Let us immerse ourselves in passion and imagine the concrete physicality of the human body as an architecture, a sequence of spaces: each occupied, inhabited by a muscle, an organ, a bone… Yet, let us transcend these primary elements and focus on what is interstitial, on what remains, on the void, on what is defined as the negative: in a plan filled with black, it is generally identified as structure; it is FormaMentis.

Within the thickness of these spaces, we carve out drawers and shelves, hollows and compartments, where life finds its place: we speak of life in terms of memory and knowledge, emotions and values: culture. And just as every house is different, even simply because architecture (to be defined

as such) is inevitably contextual, FormaMentis is unique, not so much for its contents, but for the way they are arranged and organised.

Piero Angela, when speaking of childhood, compares a child’s brain to a chessboard, and the first years of life to a chess game. At the beginning, any move is possible; then, gradually, the combinations diminish, and the game begins to take a certain shape.

This parallelism although in a simple manner, effectively describes the construction of the mind, the creation of a system of thought that we define as FormaMentis.

With the exception of genetic inheritance, the zygote is the only moment in life when all living beings are equal, as they are devoid of experiences and ideas.
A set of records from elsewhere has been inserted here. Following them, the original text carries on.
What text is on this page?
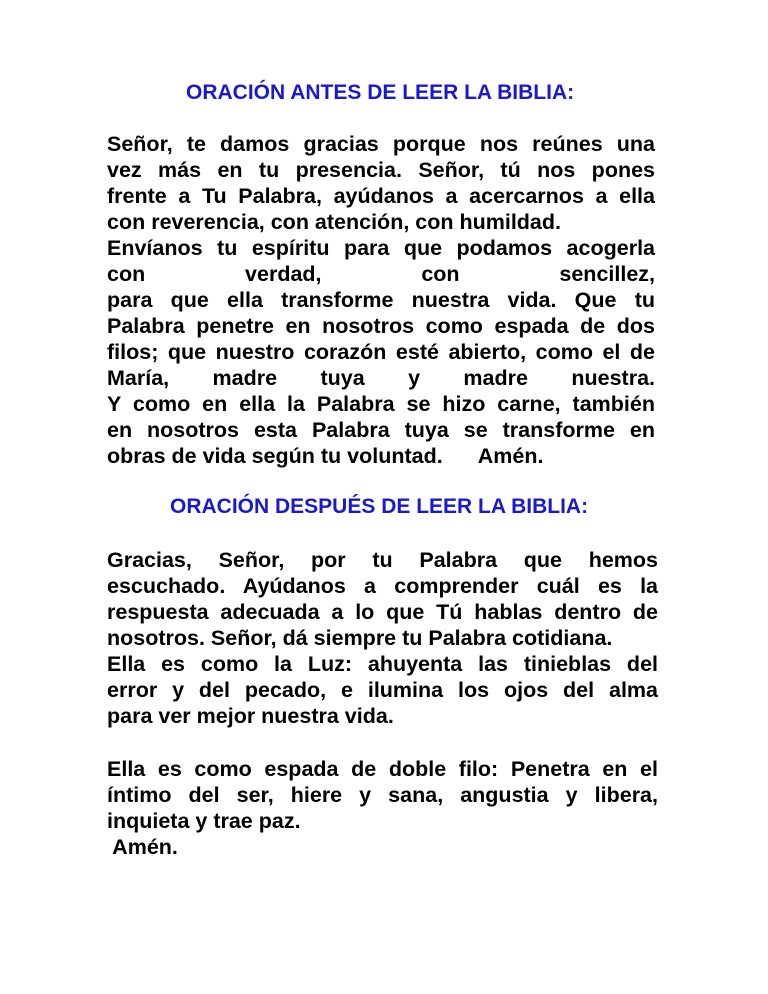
ORACIÓN ANTES DE LEER LA BIBLIA:
Señor, te damos gracias porque nos reúnes una
vez más en tu presencia. Señor, tú nos pones
frente a Tu Palabra, ayúdanos a acercarnos a ella
con reverencia, con atención, con humildad.
Envíanos tu espíritu para que podamos acogerla
con verdad, con sencillez,
para que ella transforme nuestra vida. Que tu
Palabra penetre en nosotros como espada de dos
filos; que nuestro corazón esté abierto, como el de
María, madre tuya y madre nuestra.
Y como en ella la Palabra se hizo carne, también
en nosotros esta Palabra tuya se transforme en
obras de vida según tu voluntad.      Amén.
ORACIÓN DESPUÉS DE LEER LA BIBLIA:
Gracias, Señor, por tu Palabra que hemos
escuchado. Ayúdanos a comprender cuál es la
respuesta adecuada a lo que Tú hablas dentro de
nosotros. Señor, dá siempre tu Palabra cotidiana.
Ella es como la Luz: ahuyenta las tinieblas del
error y del pecado, e ilumina los ojos del alma
para ver mejor nuestra vida.
Ella es como espada de doble filo: Penetra en el
íntimo del ser, hiere y sana, angustia y libera,
inquieta y trae paz.
Amén.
At that moment, it does not matter whether one is the child of an intellectual or an illiterate person: only chromosomes are passed down from parents, only the biological substrate. Soon after, in the fetus, the intellectual vacuum and the complete absence of mental constructions are gradually stimulated by the materials provided by the external environment: vibrations, sounds, nutrients. Until that moment, culture does not enter into chromosomes: no child, at birth, retains any trace of the books read by their father.

Let us now consider the driving force behind it all, the one that compels distinguished representatives from around the world to engage in discussions about education, the one that leads to this publication, the effort to fix words on paper.
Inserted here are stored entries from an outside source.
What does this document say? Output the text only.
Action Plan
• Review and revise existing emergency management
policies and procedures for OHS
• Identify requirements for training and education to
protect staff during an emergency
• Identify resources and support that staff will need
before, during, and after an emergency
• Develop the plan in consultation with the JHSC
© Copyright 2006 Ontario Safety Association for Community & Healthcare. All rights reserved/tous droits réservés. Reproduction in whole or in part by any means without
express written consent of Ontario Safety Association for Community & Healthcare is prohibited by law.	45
What emerges is the fundamental and incisive aspect of responsibility that education plays in the development of the individual and their FormaMentis.

With determination, each contribution in this collection gives voice to the importance of transcending information and practical goals, elevating itself to formation, to the transmission of values.

Information responds to a fleeting volcanic curiosity, it is tied to the immediacy of time; formation is the friend of a cyclical vision of time, of a dormant curiosity that must be stimulated, cultivated, and fed. Theories, methods, and experiences: those who act in these terms are the magister. Every single word they say moves a piece on the chessboard, awakens receptors, and rearranges teachings within the interstitial fabric. However, it is increasingly difficult to convey values that transcend the mutable and volatile character of society and the time in which we live. Crises lead to disorientation, and the role of the magister is to provide models for analysis and thought, not temporary solutions: not to replace, but to experience the testing ground for the theories and methods transmitted. Thus, the child evolves into a thinking and unique adult. Each individual is born suspended between the past and the future: they carry within themselves the entire history of life and the cosmos, and at the same time, they are projected at an increasing speed towards a new world, for which they must develop the necessary adaptations. Thus, we arrive at the definition of a paradigm, a model of complex but intelligible declination, as it is organised and ordered by FormaMentis.